Urteil verhindert Ausbeutung von Flugpersonal

Wegweisendes Urteil für Flugpersonal: In einem Streit um die Billig-Fluglinie RyanAir hat der Europäische Gerichtshof (EuGH) am Donnerstag, 14. September, festgelegt, dass Flugpersonal arbeitsrechtliche Streitigkeiten dort vor Gericht bringen kann, wo es für gewöhnlich zur Arbeit startet, wohnt und seine Anweisungen erhält. Dies gilt auch, wenn der Arbeitgeber in einem anderen EU-Land ansässig ist.

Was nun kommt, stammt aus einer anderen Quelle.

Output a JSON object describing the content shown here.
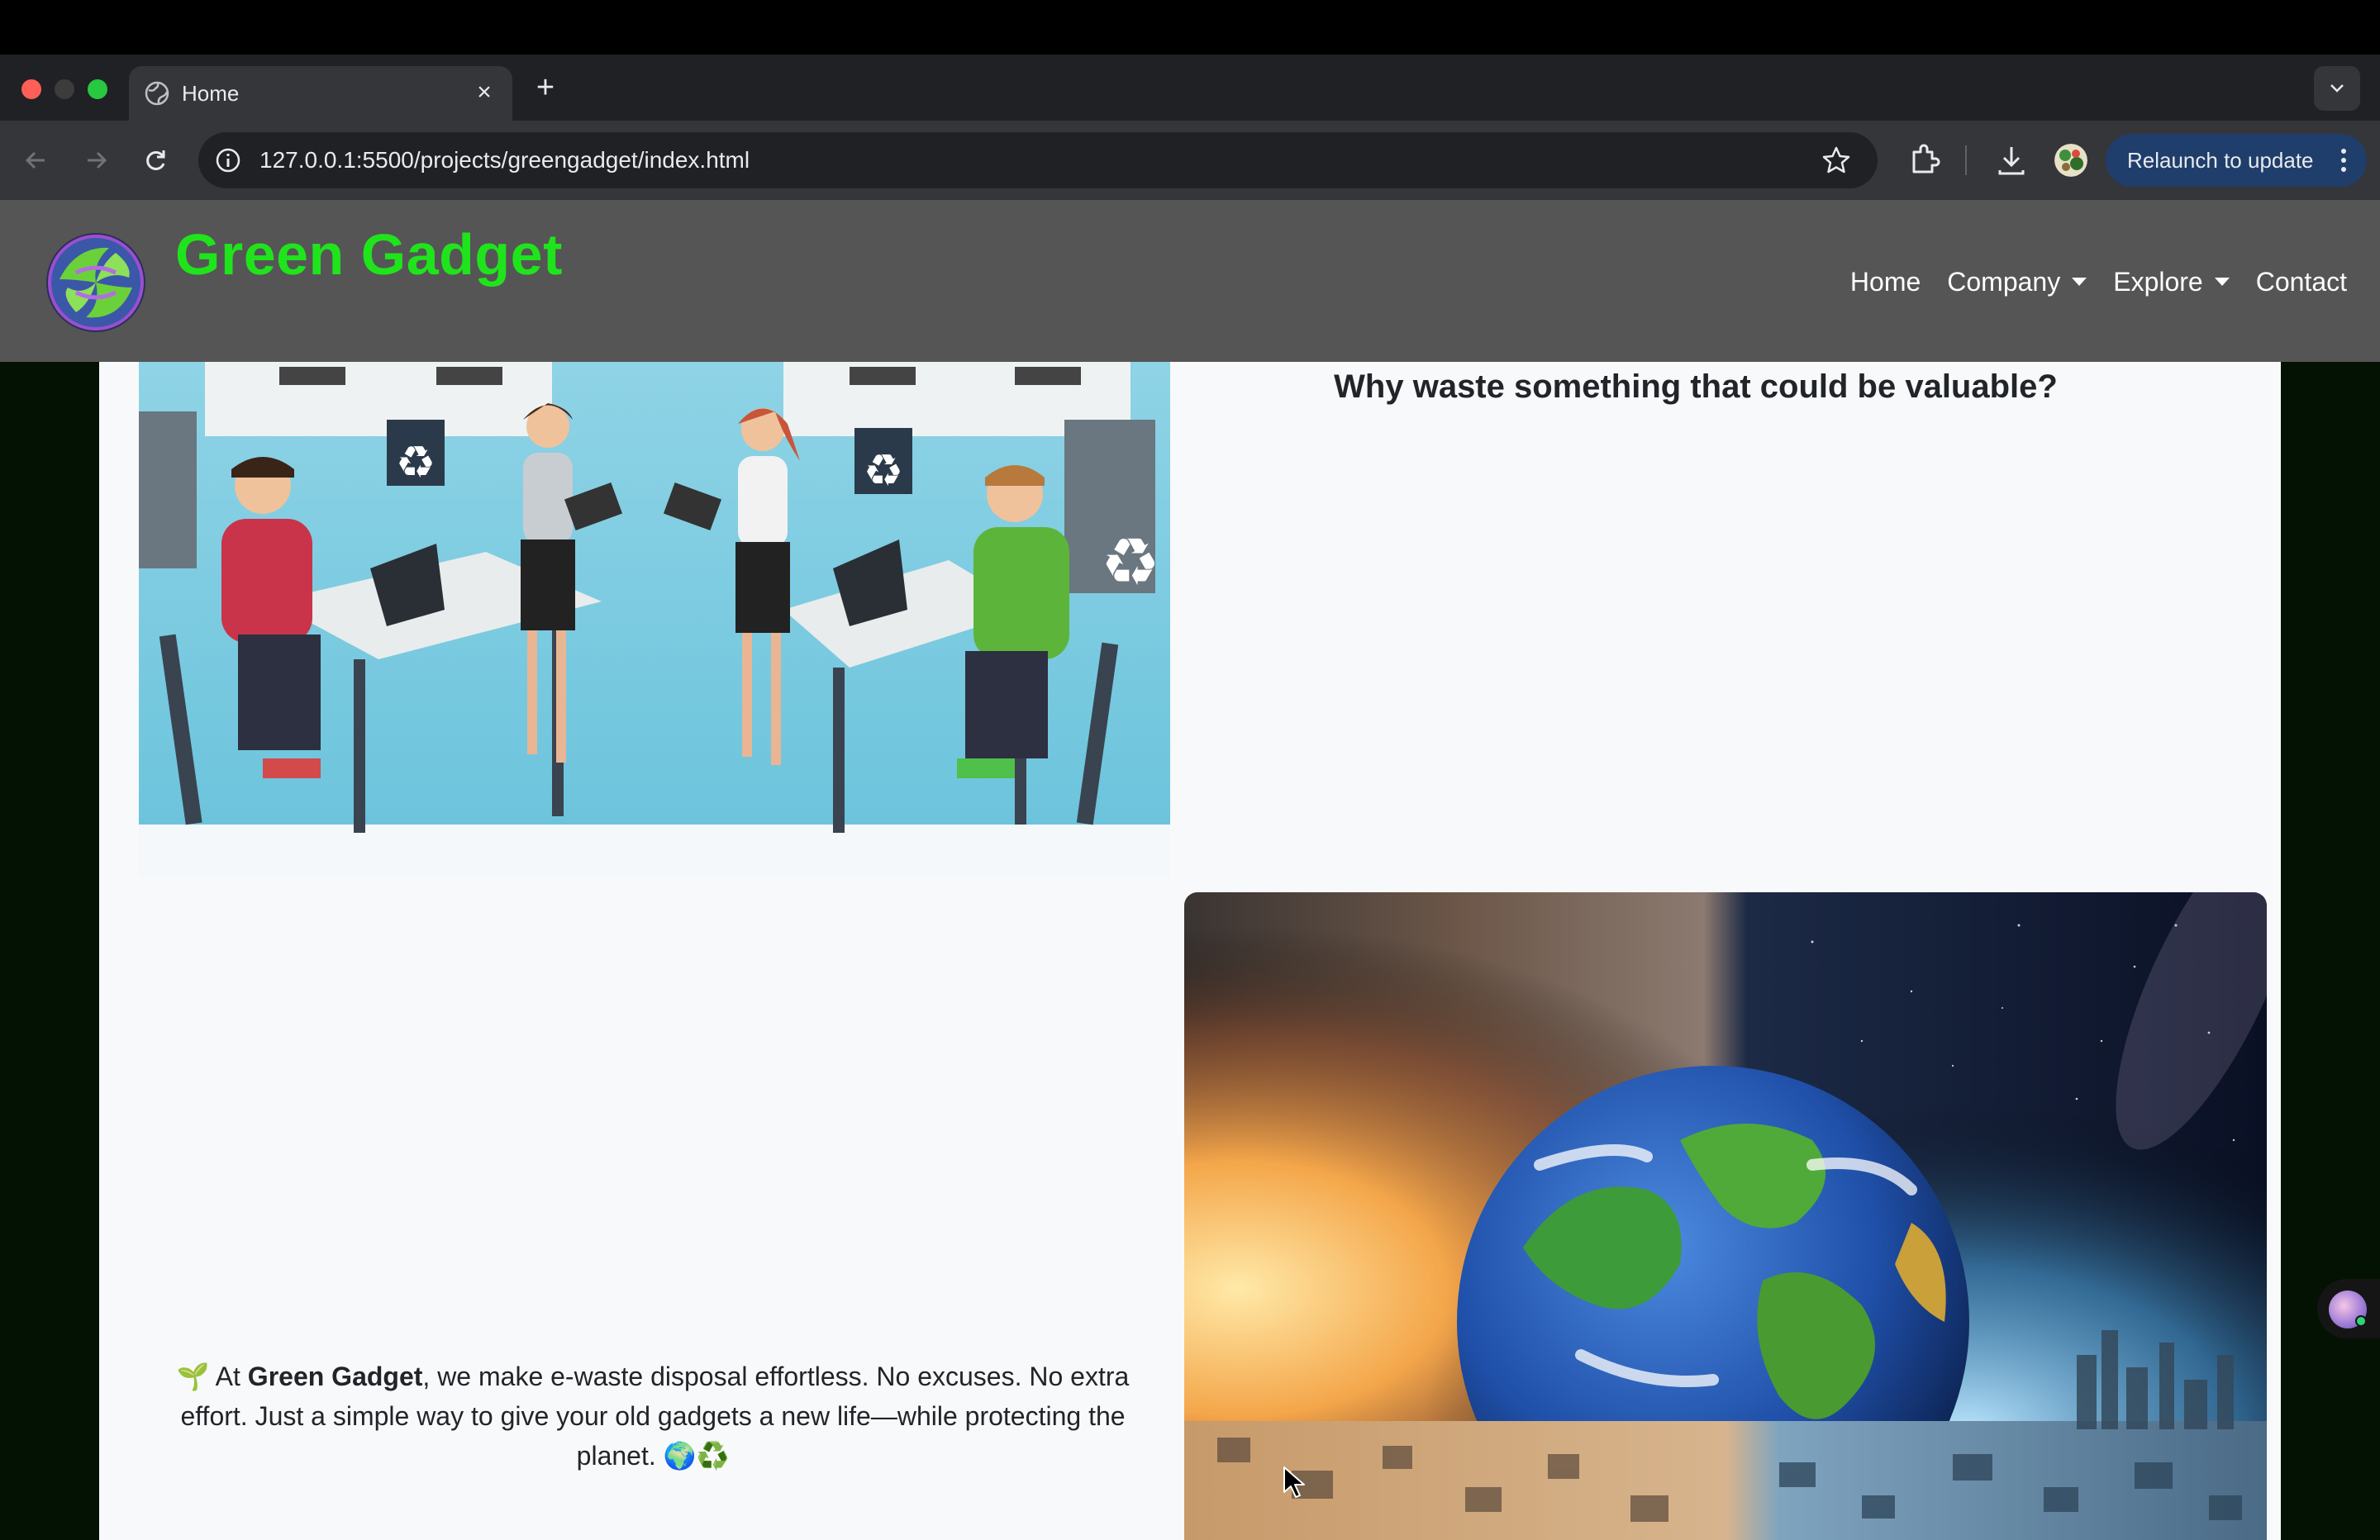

„Das EuGH-Urteil zum Fall RyanAir ist ein wichtiger Schritt für faire Arbeitsbedingungen bei europäischen Fluglinien“, sagt Jutta STEINRUCK, beschäftigungspolitische Sprecherin der Sozialdemokraten im Europäischen Parlament. „Die ausbeuterischen Praktiken von Billig-Airlines sind schon lange bekannt. Das EuGH-Urteil kann ein wirksames Mittel sein, um zukünftig Lohn- und Sozialdumping im Flugsektor zu unterbinden.“

Bisher unterlag das Flugpersonal von RyanAir immer irischem Recht, auch wenn die Arbeitnehmerin und der Arbeitnehmer nie einen Fuß auf irischen Boden gesetzt haben. „RyanAir umgeht nationale Gesetze und spart so massiv Lohn- und Sozialkosten beim Flugpersonal. Es ist gut, dass der EuGH diesen Praktiken nun einen Riegel vorschiebt“, erklärt Jutta STEINRUCK.